Most of us know nothing about what it is to yearn for freedom. Pray for it. Fight for it. On our televisions, we see people in places all around the world protesting in their streets. Seeking a better life for themselves and their children. Their families. Their neighbors and friends.
And then we go to our local Starbucks and order another latte, and maybe a bagel. We drive home in our own car to our own house, and our streets are clear. There are no troops. There are no protesters. There is no civil unrest.
We are safe.
We don’t know what freedom feels like to someone who has never had it. We can’t know. We just can’t. Even our military, our soldiers who have served in places like Iraq and Afghanistan and Vietnam and Korea, really don’t understand what it feels like, because they were raised here. But they have seen the yearning at close proximity. And they have been there, supporting the cause. And they understand the cost that must be paid.
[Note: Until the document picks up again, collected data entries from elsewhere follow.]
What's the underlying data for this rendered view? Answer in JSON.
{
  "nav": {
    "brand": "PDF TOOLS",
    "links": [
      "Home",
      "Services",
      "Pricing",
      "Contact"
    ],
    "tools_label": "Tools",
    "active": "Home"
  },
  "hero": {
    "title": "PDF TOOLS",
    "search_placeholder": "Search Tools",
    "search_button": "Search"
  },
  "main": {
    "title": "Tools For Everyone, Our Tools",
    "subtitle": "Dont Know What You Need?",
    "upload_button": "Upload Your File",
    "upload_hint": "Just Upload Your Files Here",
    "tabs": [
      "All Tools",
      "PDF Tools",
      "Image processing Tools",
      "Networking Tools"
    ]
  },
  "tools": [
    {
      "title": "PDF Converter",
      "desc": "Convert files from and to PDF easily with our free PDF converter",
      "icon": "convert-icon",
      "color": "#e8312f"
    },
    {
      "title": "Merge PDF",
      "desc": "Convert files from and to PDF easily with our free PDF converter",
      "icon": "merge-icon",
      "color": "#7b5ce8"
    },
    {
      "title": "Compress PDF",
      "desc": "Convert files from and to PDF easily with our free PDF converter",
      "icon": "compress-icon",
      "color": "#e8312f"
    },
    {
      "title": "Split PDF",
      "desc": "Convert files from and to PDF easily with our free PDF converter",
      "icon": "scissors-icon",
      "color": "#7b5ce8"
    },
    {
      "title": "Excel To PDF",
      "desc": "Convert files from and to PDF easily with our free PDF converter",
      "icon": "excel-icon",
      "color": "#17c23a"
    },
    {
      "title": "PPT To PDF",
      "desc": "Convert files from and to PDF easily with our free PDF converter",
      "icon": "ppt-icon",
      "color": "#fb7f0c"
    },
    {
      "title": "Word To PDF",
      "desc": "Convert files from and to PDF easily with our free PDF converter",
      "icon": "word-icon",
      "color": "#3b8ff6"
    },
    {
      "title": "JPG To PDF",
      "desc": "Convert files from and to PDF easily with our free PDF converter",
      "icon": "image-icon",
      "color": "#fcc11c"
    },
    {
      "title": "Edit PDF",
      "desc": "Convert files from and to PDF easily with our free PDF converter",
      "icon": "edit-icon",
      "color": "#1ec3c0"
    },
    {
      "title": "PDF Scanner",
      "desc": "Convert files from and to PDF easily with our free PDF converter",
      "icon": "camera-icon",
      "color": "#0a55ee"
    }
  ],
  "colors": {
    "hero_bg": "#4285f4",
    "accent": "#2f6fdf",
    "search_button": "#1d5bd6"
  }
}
The last generation of Americans who really understood was that which fought for civil rights from World War II though to the 1960s. Thurgood Marshall. Medgar Evers. Martin Luther King, Jr. Jackie Robinson. Rosa Parks. So many, many others. They understood the price. They paid it. They earned their freedoms. And in earning their freedoms, they secured ours as well.
For most of us, though, those of us who either did not serve or those (like me) who served in peacetime, freedom is a given. We take it for granted. It is like the air we breathe. And in those circumstances where freedom is not perfect, where discrimination exists or bigotry continues, we have recourse. We can sue. We can protest. We can organize.
In New York State, gay Americans now have the right to marry. It is a continuing step towards a perfect freedom; but it is not freedom itself. Freedom itself was the recognition that there was disparity of treatment under law, and the ability to affect change. Without freedom, the subject never could have been raised, much less addressed. Not only would there be no right to marry, there would have been no discussion allowed. The subject would be settled. Closed.
Our debt to those who fought for our freedoms and spent their lives and fortunes is immense. We cannot hope to repay them. But what we can do is nurture the gift they gave us. Use it. Avail ourselves of its protections. And NEVER allow anyone – not government, not our fellow citizens, not nearby or distant states – to take it, abridge it, or deny our use of it under any circumstances or for any purpose.
Freedom is hard work. Please, today and into the future, remember that.
And remember the people who gave it to us.